Welcome to our explanation of the Gauss-Markov Theorem. This fundamental result in statistics states that under certain assumptions, the Ordinary Least Squares estimator is the Best Linear Unbiased Estimator, often abbreviated as BLUE. In linear regression, we fit a line through data points to minimize the sum of squared errors. The Gauss-Markov theorem provides theoretical justification for using this method.
For the Gauss-Markov theorem to hold, five key assumptions must be met. First, the model must be linear in parameters. Second, the data must be randomly sampled from the population. Third, exogeneity requires that the error terms have a conditional mean of zero. Fourth, homoscedasticity means the error terms have constant variance across all observations. Finally, there should be no perfect multicollinearity among independent variables. When these assumptions are satisfied, the OLS estimator is guaranteed to be the Best Linear Unbiased Estimator.
Let's break down what it means for the OLS estimator to be BLUE - the Best Linear Unbiased Estimator. 'Best' means it has the minimum variance among all unbiased linear estimators, making it the most precise. The blue curve shows the OLS estimator with lower variance centered at the true parameter value. 'Linear' means the estimator is a linear function of the dependent variable. 'Unbiased' means the expected value of the estimator equals the true parameter value, as shown by the blue and green distributions centered at the true value. The red distribution is biased because its center is shifted away from the true parameter. The Gauss-Markov theorem guarantees that under the assumptions we discussed, no other linear unbiased estimator can have lower variance than OLS.
Let's examine the mathematical formulation of the Gauss-Markov theorem. The linear regression model is expressed as y equals X beta plus epsilon, where y is the vector of dependent variables, X is the matrix of independent variables, beta is the vector of coefficients to be estimated, and epsilon is the vector of error terms. The Ordinary Least Squares estimator is given by the formula beta-hat equals X-transpose-X inverse times X-transpose-y. This formula minimizes the sum of squared residuals.
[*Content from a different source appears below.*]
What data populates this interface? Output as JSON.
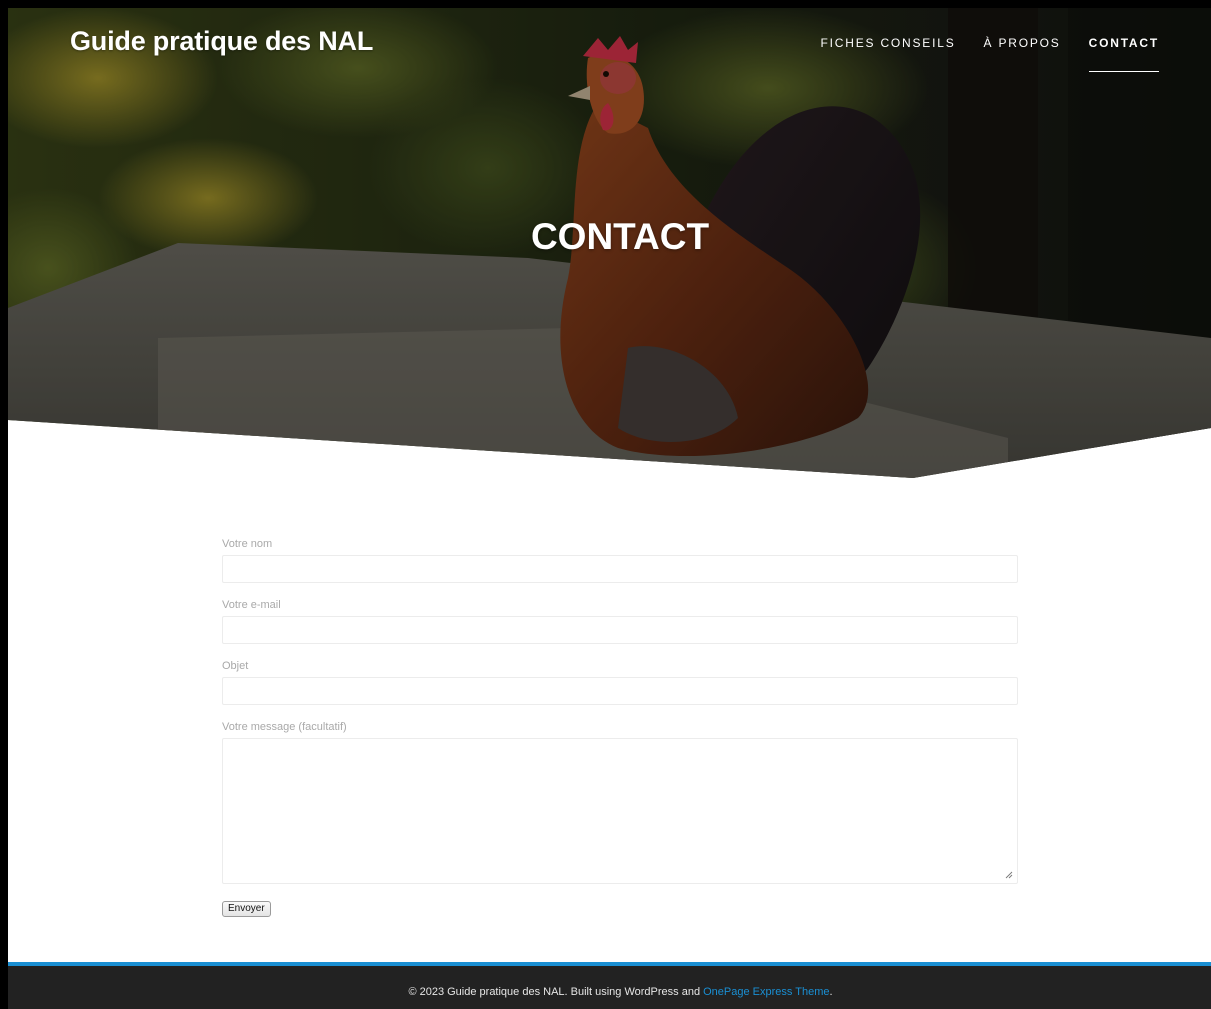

Under the Gauss-Markov assumptions, this estimator has the minimum variance among all linear unbiased estimators. The derivation involves multiplying both sides of the original equation by X-transpose and using the exogeneity assumption that the expected value of X-transpose times epsilon equals zero.
To summarize what we've learned about the Gauss-Markov theorem: It provides the theoretical foundation for using Ordinary Least Squares in linear regression. Under five key assumptions—linearity, random sampling, exogeneity, homoscedasticity, and no perfect multicollinearity—OLS is guaranteed to be the Best Linear Unbiased Estimator. This means that among all linear estimators that don't systematically over or underestimate the true parameters, OLS has the minimum variance, making it the most precise. Importantly, the theorem doesn't require the errors to be normally distributed, although normality is needed for hypothesis testing and confidence intervals. This result is fundamental to statistical theory and explains why OLS is so widely used in empirical research across many disciplines.